Workshop in Biostatistics

DATE: January 28, 2016
TIME: 1:30 - 3:00 pm
LOCATION: Medical School Office Building, Rm x303
TITLE: Harnessing the unseen for next generation population genomics and epigenomics
SPEAKER: James Zou
Microsoft Research New England and MIT, MA      



Sequencing of large human populations has the potential to transform disease diagnosis and treatment. In order to harness the full power of this data avalanche, it is crucial to model and leverage the information and covariates that we do not see. I will illustrate this concept with examples from genomics and epigenomics. I will first discuss a close collaboration with the largest exome sequencing consortium (ExAC), where we have aggregated high-quality protein coding sequences (exomes) of 60K healthy individuals. Even with this large dataset, we can identify only a small fraction of the potentially harmful mutations that exist in the human population, because most of these variants are very rare. We developed a new algorithm that leverages the sequenced individuals to accurately infer statistical properties of the unseen genetic variation. This approach has strong mathematical guarantees and provides a unified framework to quantify the natural selection acting on our genome, annotate disease variants, and predict the discovery rate of future sequencing projects.
If time allows, I will describe complementary work to identify changes in the packing and chemical modifications of DNA across individuals—i.e., epigenomic variation—that are associated with diseases. This work requires flexible models of unseen covariates, especially of cell-type composition, to make valid statistical estimation.
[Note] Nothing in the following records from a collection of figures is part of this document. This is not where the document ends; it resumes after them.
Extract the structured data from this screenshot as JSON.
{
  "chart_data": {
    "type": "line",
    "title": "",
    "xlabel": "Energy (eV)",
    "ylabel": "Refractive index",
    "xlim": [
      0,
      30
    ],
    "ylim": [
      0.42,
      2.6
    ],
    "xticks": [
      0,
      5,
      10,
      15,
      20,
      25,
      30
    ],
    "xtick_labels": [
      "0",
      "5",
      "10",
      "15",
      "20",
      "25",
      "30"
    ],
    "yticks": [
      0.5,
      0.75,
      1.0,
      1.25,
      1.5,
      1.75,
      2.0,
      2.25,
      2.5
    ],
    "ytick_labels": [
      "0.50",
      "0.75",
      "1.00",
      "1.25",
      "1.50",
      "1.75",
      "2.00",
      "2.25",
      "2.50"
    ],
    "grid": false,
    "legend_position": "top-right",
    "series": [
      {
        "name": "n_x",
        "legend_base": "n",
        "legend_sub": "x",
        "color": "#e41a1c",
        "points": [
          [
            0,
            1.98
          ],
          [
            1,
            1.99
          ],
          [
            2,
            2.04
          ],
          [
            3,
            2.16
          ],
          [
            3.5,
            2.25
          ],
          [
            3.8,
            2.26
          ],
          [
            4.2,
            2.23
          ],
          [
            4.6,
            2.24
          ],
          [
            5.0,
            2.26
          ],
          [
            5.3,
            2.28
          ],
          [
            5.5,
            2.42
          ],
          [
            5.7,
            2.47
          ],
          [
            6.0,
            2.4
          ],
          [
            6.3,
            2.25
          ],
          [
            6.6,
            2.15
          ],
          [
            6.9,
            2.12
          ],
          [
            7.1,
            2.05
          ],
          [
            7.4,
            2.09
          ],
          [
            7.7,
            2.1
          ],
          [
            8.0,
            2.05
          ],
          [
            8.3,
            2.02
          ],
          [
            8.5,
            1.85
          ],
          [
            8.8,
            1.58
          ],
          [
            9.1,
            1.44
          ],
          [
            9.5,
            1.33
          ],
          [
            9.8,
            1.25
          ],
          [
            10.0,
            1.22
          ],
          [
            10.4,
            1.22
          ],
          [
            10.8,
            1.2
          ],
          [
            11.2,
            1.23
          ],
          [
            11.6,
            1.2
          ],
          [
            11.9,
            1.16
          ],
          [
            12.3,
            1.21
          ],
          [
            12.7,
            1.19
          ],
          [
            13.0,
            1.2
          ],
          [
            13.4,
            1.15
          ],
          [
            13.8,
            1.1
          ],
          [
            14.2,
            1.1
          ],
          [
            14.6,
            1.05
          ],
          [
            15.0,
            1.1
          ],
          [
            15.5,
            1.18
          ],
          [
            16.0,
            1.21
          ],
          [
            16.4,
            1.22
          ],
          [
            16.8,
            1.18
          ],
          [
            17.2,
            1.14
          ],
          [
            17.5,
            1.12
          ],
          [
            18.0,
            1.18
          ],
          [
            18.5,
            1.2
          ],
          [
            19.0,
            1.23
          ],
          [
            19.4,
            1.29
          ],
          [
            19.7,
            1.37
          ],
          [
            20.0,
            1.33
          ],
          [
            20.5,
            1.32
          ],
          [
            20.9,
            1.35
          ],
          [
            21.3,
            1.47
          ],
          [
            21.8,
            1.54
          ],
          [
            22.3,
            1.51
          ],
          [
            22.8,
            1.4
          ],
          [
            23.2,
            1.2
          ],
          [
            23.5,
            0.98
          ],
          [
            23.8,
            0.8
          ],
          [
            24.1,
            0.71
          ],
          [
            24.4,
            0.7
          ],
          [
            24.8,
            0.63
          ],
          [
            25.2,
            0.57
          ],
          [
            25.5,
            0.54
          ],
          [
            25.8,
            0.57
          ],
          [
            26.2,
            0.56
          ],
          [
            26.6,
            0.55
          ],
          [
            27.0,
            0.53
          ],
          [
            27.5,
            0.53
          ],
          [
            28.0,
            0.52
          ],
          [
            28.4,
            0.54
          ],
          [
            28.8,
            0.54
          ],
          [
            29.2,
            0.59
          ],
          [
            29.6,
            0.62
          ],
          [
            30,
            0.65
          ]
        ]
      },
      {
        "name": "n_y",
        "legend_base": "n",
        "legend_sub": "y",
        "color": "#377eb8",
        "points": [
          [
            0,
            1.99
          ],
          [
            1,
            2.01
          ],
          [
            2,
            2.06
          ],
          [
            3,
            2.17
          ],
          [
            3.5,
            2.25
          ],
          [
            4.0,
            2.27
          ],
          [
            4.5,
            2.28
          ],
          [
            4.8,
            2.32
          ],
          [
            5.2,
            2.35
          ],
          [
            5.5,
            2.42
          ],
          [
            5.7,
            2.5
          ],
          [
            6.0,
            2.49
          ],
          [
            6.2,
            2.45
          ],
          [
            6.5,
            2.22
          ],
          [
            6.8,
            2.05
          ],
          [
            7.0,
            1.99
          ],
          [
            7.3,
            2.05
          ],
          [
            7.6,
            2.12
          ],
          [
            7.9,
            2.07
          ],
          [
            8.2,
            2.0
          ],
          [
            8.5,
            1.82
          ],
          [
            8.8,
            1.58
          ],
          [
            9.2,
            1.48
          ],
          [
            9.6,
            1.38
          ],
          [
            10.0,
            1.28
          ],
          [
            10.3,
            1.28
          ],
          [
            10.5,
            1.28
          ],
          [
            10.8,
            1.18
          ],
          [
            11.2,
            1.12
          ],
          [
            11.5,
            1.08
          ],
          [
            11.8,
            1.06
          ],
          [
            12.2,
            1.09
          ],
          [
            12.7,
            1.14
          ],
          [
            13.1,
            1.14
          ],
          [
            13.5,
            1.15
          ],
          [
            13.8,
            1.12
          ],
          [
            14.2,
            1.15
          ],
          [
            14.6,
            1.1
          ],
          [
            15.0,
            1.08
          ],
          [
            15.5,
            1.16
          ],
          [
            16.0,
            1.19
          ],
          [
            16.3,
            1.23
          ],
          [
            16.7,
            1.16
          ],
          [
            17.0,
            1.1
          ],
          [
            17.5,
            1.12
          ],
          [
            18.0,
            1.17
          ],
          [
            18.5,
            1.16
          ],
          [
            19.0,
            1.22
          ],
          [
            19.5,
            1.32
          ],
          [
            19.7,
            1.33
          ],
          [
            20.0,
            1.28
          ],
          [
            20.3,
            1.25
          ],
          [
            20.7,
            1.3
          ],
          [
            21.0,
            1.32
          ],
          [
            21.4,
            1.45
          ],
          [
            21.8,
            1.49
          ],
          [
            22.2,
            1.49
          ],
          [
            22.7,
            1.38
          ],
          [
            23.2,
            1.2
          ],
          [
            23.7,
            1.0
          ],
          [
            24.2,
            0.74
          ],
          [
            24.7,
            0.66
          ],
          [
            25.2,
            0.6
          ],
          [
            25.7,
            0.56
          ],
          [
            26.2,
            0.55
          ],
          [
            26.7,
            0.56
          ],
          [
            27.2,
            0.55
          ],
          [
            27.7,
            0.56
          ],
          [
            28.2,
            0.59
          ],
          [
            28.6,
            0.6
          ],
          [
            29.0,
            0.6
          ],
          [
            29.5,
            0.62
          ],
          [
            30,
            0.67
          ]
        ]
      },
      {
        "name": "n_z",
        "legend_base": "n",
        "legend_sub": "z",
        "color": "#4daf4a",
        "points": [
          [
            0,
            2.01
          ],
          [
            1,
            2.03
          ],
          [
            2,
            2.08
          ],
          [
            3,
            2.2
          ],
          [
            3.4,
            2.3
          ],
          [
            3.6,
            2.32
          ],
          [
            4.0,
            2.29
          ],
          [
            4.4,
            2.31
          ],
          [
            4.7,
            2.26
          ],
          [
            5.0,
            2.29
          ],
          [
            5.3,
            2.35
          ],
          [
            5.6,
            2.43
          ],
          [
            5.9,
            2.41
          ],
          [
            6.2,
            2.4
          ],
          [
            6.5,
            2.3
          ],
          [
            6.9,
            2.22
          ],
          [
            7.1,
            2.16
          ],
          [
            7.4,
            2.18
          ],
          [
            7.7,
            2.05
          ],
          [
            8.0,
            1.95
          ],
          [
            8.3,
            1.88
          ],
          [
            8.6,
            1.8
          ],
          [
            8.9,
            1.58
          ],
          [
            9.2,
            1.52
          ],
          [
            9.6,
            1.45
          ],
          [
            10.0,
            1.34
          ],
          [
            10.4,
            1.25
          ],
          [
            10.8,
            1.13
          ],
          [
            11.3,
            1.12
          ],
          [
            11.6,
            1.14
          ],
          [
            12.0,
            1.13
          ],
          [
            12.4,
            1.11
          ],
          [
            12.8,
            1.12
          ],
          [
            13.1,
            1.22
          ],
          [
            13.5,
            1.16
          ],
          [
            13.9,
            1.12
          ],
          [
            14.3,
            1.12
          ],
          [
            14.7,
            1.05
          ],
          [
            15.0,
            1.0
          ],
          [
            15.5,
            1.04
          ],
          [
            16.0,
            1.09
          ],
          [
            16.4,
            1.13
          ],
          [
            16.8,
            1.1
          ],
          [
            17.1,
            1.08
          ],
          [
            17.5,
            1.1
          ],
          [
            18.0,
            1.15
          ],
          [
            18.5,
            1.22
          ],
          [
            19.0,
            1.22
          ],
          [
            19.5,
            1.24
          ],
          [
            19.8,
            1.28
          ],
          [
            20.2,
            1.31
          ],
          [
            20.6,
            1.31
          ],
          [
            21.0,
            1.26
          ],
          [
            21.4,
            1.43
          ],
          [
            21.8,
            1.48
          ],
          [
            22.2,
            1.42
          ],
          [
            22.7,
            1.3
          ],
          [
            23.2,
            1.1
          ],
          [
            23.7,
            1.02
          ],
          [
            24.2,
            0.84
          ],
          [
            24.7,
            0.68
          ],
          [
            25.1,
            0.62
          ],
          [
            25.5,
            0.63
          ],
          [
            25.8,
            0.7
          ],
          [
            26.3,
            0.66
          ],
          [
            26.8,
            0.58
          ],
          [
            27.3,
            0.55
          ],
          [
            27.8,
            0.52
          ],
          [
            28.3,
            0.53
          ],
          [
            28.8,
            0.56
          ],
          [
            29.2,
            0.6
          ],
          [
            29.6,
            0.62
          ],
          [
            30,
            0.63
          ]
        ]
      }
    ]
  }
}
Joint work with Greg Valiant, Paul Valiant, Daniel MacArthur and Jennifer Listgarten.

Suggested readings:

Zou, et al. (2015)  Quantifying the unobserved protein-coding variants in human populations provides a roadmap for large-scale sequencing projects.   BioRxiv, Cold Spring Harbor Laboratory.

Zout, et al. Epigenome-wide association studies without the need for cell-type composition.  Nature Methods 11, 309-311 (2014).